Weeks ago, Elia had stopped thinking of how strange their situation was, that he was the man who had been around her as she swelled with this child, as if he were the father. But tonight, it was different. New. When she was done, she handed Dyanna to the wet nurse and watched them leave. Then, she rose and started undressing.
"What?" she asked as Arthur still wouldn't say a word. "What is it?"
"Tonight, you called me your paramour before people we don't know."
She rolled her eyes. "They're our cousins, Arthur. And at some point, it had to get out for the rest of the world as well."
"You never told me."
"What?" she demanded, uncomprehending, and donned her nightgown.
"Is that what I am?"
"My paramour? Of course, why are you…" she started absent-mindedly, and then fell silent, turning to look at him. "I never told you?"
"We never had any conversations of how we were going to continue," Arthur replied, pouring wine for both. "You were grieving and then recovering, and then it's been an enchanted life here, safely away from the rest of the world …" He shrugged. "I wasn't sure what your intentions were."
She bristled. "Don't you want to be my paramour?" she asked, suddenly scared that she was pressing him too hard, that she was hurrying things, that he might want to keep the relationship discreet so he could change his mind whenever…
"Of course I want it," Arthur replied, handing her the goblet. "I was just surprised. I thought you might want to preserve a certain image for the realm…"
Elia had been about to drink but instead, she left the goblet at her bedside chest and stared at it, stunned by the realization that he was just as unsure, insecure and scared as she was. The love that had bloomed between them was a precious thing, as precious as a finely shaped glass and just as brittle. Had fear kept them both from asking the question?
"A woman broken in body and mind, breathlessly waiting for her beloved husband to come to his senses and take her back which she'd accept gracefully and with a kind forgiving heart isn't the image I want to preserve to the realm," she said, poring over every word. "I won't play the Maiden and Mother. The realm will have to take me the way I am. I am not hiding away in the dark. This isn't the example I want to set for Aegon and his sisters. No."
Joy lit his face but still he hesitated. "It might be a dangerous game that you play," he warned.
Elia just laughed, suddenly feeling young and impish, as impish as the little sand demons inhabiting the pools under the light of day. "Sure. But it's one that I can win. Even when Rhaegar set me aside, he made it clear to everyone that the children were his. He made such a great show of being so hurt that he had to give them up. How would it look like if he suddenly proclaims they weren't his? He'll only make himself look even more erratic and foolish in the eyes of his lords.
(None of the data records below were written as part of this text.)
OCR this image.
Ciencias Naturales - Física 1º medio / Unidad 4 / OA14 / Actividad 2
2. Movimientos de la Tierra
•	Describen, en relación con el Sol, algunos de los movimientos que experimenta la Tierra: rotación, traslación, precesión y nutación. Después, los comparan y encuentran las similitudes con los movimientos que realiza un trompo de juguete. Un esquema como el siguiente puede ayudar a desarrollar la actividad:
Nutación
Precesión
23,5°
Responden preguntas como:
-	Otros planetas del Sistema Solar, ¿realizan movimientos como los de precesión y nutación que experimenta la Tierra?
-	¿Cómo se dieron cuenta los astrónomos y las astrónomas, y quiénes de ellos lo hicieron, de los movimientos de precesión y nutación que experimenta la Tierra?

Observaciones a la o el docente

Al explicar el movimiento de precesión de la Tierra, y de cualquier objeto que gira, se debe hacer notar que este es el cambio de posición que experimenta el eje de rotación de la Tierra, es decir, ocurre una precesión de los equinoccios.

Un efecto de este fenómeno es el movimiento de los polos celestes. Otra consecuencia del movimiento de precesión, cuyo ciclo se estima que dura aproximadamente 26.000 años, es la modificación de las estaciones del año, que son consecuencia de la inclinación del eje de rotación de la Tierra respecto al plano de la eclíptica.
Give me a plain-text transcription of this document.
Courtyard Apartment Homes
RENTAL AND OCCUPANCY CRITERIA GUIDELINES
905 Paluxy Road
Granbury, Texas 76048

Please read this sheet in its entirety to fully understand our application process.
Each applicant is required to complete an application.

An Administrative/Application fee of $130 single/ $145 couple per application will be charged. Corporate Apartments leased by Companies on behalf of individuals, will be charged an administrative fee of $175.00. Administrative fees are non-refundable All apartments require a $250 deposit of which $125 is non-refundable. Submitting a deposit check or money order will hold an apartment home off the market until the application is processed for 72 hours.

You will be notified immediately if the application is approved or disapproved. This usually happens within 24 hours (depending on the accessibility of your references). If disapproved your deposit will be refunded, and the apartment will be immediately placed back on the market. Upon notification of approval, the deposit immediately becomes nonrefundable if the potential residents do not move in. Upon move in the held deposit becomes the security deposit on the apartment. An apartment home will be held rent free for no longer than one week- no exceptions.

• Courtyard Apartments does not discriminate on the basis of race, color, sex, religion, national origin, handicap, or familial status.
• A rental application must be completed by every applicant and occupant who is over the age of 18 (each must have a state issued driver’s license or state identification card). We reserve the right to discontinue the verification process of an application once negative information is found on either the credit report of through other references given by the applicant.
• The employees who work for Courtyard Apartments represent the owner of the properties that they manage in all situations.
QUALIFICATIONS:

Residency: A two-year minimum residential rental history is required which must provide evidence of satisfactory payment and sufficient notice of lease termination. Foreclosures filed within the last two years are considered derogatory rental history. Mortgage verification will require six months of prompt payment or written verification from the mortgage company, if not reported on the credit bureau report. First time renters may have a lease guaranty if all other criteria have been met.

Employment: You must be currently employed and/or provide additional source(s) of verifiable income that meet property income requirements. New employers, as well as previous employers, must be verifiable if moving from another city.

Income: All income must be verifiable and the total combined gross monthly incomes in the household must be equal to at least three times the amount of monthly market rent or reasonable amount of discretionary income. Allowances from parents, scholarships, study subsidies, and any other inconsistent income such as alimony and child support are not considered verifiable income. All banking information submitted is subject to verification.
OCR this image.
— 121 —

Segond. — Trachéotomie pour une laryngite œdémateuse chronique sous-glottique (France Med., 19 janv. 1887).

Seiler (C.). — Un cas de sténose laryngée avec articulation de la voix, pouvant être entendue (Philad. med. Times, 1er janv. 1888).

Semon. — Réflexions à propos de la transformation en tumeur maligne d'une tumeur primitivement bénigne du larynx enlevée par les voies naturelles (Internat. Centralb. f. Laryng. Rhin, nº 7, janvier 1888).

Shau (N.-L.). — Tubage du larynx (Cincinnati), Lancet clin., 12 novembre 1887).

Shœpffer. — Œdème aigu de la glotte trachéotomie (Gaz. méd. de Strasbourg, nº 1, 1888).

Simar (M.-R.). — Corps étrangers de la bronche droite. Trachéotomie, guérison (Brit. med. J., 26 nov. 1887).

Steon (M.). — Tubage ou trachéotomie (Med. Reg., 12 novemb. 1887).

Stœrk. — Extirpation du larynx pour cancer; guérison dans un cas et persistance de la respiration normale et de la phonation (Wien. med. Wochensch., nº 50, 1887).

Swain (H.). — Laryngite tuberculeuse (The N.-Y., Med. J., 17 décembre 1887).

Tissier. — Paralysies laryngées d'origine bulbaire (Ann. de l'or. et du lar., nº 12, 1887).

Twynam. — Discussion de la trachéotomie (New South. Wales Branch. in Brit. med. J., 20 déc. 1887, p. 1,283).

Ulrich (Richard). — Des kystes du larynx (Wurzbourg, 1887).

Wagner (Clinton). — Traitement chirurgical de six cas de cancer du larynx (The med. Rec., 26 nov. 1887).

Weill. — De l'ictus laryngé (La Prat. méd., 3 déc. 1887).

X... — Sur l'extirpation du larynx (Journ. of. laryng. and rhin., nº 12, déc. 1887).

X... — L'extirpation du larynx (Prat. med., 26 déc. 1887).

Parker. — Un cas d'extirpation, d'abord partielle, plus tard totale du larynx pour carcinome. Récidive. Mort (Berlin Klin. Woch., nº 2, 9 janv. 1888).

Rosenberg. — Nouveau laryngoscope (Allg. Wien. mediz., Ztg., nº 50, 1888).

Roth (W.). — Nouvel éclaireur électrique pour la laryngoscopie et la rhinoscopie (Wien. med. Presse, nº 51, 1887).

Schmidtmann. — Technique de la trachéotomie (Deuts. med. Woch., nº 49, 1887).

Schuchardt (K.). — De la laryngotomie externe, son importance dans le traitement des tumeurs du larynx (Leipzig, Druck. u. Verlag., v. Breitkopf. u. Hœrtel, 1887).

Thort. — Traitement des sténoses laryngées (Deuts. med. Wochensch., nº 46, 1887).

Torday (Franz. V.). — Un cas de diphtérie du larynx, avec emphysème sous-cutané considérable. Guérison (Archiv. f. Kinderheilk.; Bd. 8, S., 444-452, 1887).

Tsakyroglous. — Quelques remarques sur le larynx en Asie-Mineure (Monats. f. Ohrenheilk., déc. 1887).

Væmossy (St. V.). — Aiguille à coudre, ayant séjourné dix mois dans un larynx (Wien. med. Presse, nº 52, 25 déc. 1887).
You were at King's Landing all the time from Aegon's conception to his birth. Everyone with half a brain knows that Rhaegar was the only dragon-looking man around me at the time."
That was all true and great but it wasn't the full extent of Arthur's concerns. "You know we Dornish aren't well-liked there," he said. "Aegon being surrounded by your immorality and mine isn't going to do him much favours with the rest of…"
"And looking at his mother hiding like a brigand will?" Elia challenged, her eyes flashing. "A future king needs morals. I won't be teaching him this if I keep lurking in the darkness and share kisses with you in the coop."
The image was such that Arthur grinned. That was what he had secretly hoped to hear.
"Doran might not like it," he felt obliged to warn her anyway.
Elia's eyes flashed anew at him – in fact, at her absent brother. "That will be very sad indeed," she stated. "But this part of my life is my game and we'll play it by my rules." Her smile became sly. "What say you?"
He closed the distance between them and sealed the new position with a kiss. "What can I say?" he murmured. "It's my duty and pleasure to serve you… in any way you desire."